More points should also improve the accuracy of the 3D tracking focus mode. We didn’t have the D7000 to compare it with but the D7100 did a fine job of tracking subjects as they moved nearer, further and around the frame, with more than half the shots in sharp focus.
Continuous shooting performance is quoted as 6fps – the same as the D7000. However, the higher resolution has taken its toll on the camera’s endurance. With a fast SDHC card, the D7000 kept going at 6fps for 100 shots. With the D7100, it only managed 18 frames at 5.9fps before it slowed to 3.4fps. That’s not a terrible result, though, and will probably suffice in most situations. There’s also a 1.3x crop mode, which uses a smaller central area of the frame to give 15.3-megapixel photos at 7fps (6.8fps in our tests). That lasted for 24 frames before slowing to 4.2fps.
Continuous raw performance was much shorter-lived, starting at 4.9fps and slowing to 1.4fps after just five frames (the D7000 lasted for ten). We were able to raise the initial speed back up to 5.8fps by switching from 14- to 12-bit raw formats, but it still only lasted for five frames – less than a second – before slowing dramatically. The 7fps, 1.3x crop mode managed nine frames before slowing.
Continuous JPEG shooting also took a big hit when Auto distortion control (for counteracting lens distortion) was enabled, slowing to 1.9fps after seven frames. The bottom line is that sustained fast performance is possible, but only if you’re willing to forego raw mode and distortion correction, and possibly lower the resolution. These are choices we’d prefer not to have to make on a £1,000 camera.
The video mode has some useful upgrades. There’s a headphone out to complement the microphone input, plus a stereo rather than mono built-in microphone. The frame rate is no longer fixed at 24fps, with a choice of 24p, 25p and 30p, plus 50i and 60i in 1.3x crop mode. It’s a bit daft that the crop mode must be set elsewhere first, or else the 50i and 60i options are greyed out – why not just perform the crop automatically? There should be more than enough detail from the sensor to produce sharp 1080p video from this 1.3x crop area, but videos in this mode weren’t as detailed as when using the full sensor area.

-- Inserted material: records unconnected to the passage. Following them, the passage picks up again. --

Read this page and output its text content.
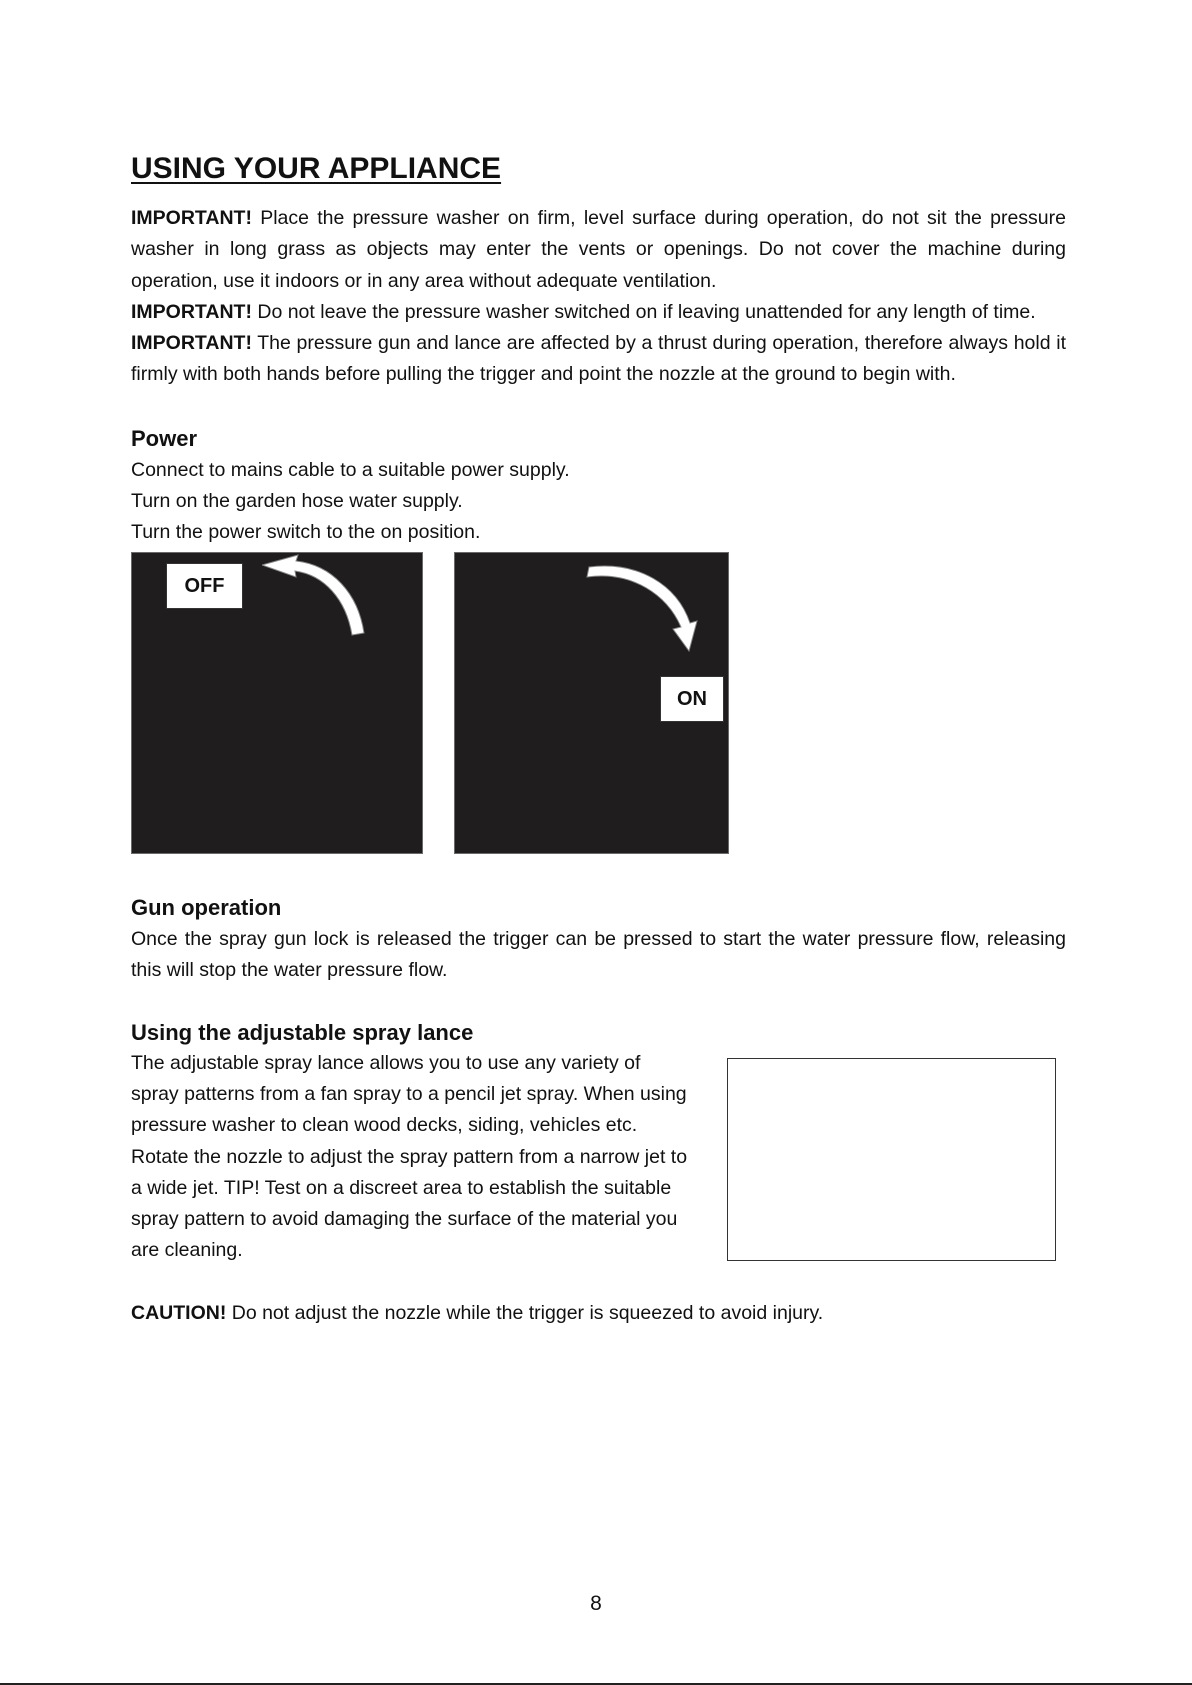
USING YOUR APPLIANCE

IMPORTANT! Place the pressure washer on firm, level surface during operation, do not sit the pressure washer in long grass as objects may enter the vents or openings. Do not cover the machine during operation, use it indoors or in any area without adequate ventilation.

IMPORTANT! Do not leave the pressure washer switched on if leaving unattended for any length of time.

IMPORTANT! The pressure gun and lance are affected by a thrust during operation, therefore always hold it firmly with both hands before pulling the trigger and point the nozzle at the ground to begin with.

Power

Connect to mains cable to a suitable power supply.

Turn on the garden hose water supply.

Turn the power switch to the on position.

OFF
ON
Gun operation

Once the spray gun lock is released the trigger can be pressed to start the water pressure flow, releasing this will stop the water pressure flow.

Using the adjustable spray lance

The adjustable spray lance allows you to use any variety of

spray patterns from a fan spray to a pencil jet spray. When using

pressure washer to clean wood decks, siding, vehicles etc.

Rotate the nozzle to adjust the spray pattern from a narrow jet to

a wide jet. TIP! Test on a discreet area to establish the suitable

spray pattern to avoid damaging the surface of the material you

are cleaning.

CAUTION! Do not adjust the nozzle while the trigger is squeezed to avoid injury.

8
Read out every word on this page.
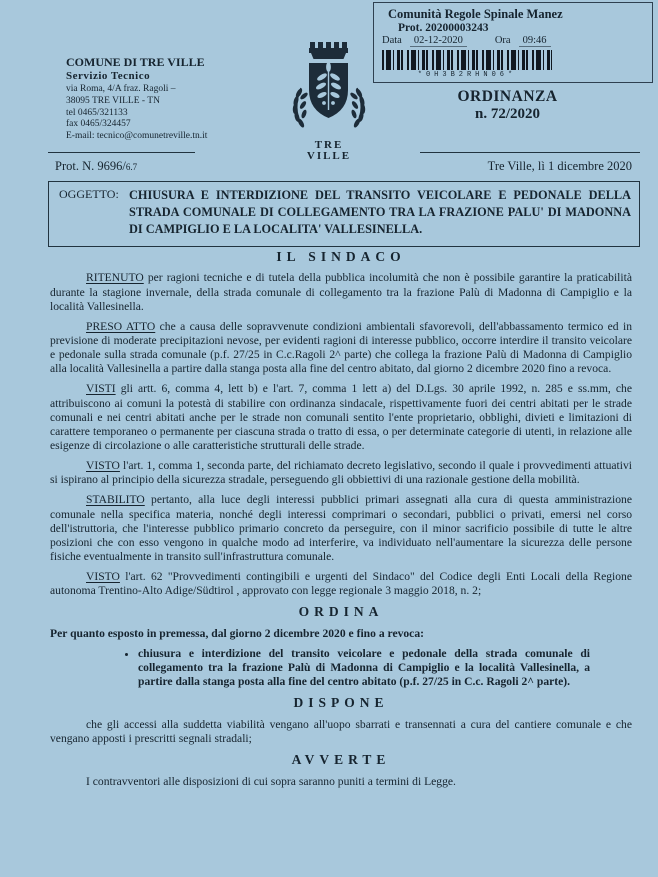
Comunità Regole Spinale Manez
Prot. 20200003243
Data	02-12-2020	Ora	09:46
*0H3B2RHN06*
COMUNE DI TRE VILLE
Servizio Tecnico
via Roma, 4/A fraz. Ragoli –
38095 TRE VILLE - TN
tel 0465/321133
fax 0465/324457
E-mail: tecnico@comunetreville.tn.it
TRE
VILLE
ORDINANZA
n. 72/2020
Prot. N. 9696/6.7	Tre Ville, lì 1 dicembre 2020
OGGETTO: CHIUSURA E INTERDIZIONE DEL TRANSITO VEICOLARE E PEDONALE DELLA STRADA COMUNALE DI COLLEGAMENTO TRA LA FRAZIONE PALU' DI MADONNA DI CAMPIGLIO E LA LOCALITA' VALLESINELLA.
IL SINDACO

RITENUTO per ragioni tecniche e di tutela della pubblica incolumità che non è possibile garantire la praticabilità durante la stagione invernale, della strada comunale di collegamento tra la frazione Palù di Madonna di Campiglio e la località Vallesinella.

PRESO ATTO che a causa delle sopravvenute condizioni ambientali sfavorevoli, dell'abbassamento termico ed in previsione di moderate precipitazioni nevose, per evidenti ragioni di interesse pubblico, occorre interdire il transito veicolare e pedonale sulla strada comunale (p.f. 27/25 in C.c.Ragoli 2^ parte) che collega la frazione Palù di Madonna di Campiglio alla località Vallesinella a partire dalla stanga posta alla fine del centro abitato, dal giorno 2 dicembre 2020 fino a revoca.

VISTI gli artt. 6, comma 4, lett b) e l'art. 7, comma 1 lett a) del D.Lgs. 30 aprile 1992, n. 285 e ss.mm, che attribuiscono ai comuni la potestà di stabilire con ordinanza sindacale, rispettivamente fuori dei centri abitati per le strade comunali e nei centri abitati anche per le strade non comunali sentito l'ente proprietario, obblighi, divieti e limitazioni di carattere temporaneo o permanente per ciascuna strada o tratto di essa, o per determinate categorie di utenti, in relazione alle esigenze di circolazione o alle caratteristiche strutturali delle strade.

VISTO l'art. 1, comma 1, seconda parte, del richiamato decreto legislativo, secondo il quale i provvedimenti attuativi si ispirano al principio della sicurezza stradale, perseguendo gli obbiettivi di una razionale gestione della mobilità.

STABILITO pertanto, alla luce degli interessi pubblici primari assegnati alla cura di questa amministrazione comunale nella specifica materia, nonché degli interessi comprimari o secondari, pubblici o privati, emersi nel corso dell'istruttoria, che l'interesse pubblico primario concreto da perseguire, con il minor sacrificio possibile di tutte le altre posizioni che con esso vengono in qualche modo ad interferire, va individuato nell'aumentare la sicurezza delle persone fisiche eventualmente in transito sull'infrastruttura comunale.

VISTO l'art. 62 "Provvedimenti contingibili e urgenti del Sindaco" del Codice degli Enti Locali della Regione autonoma Trentino-Alto Adige/Südtirol , approvato con legge regionale 3 maggio 2018, n. 2;

ORDINA

Per quanto esposto in premessa, dal giorno 2 dicembre 2020 e fino a revoca:

• chiusura e interdizione del transito veicolare e pedonale della strada comunale di collegamento tra la frazione Palù di Madonna di Campiglio e la località Vallesinella, a partire dalla stanga posta alla fine del centro abitato (p.f. 27/25 in C.c. Ragoli 2^ parte).
DISPONE

che gli accessi alla suddetta viabilità vengano all'uopo sbarrati e transennati a cura del cantiere comunale e che vengano apposti i prescritti segnali stradali;

AVVERTE

I contravventori alle disposizioni di cui sopra saranno puniti a termini di Legge.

Otherwise, video quality was excellent, and we were pleasantly surprised to find very little evidence of moiré interference – something that previous Nikon SLRs’ video modes have all suffered from. Clumsy video autofocus remains unresolved, though. It must be updated on demand and spoiled the soundtrack when using the internal microphone. Shutter- and aperture-priority modes aren’t available for video, but manual exposure is, making this a solid choice for serious video work.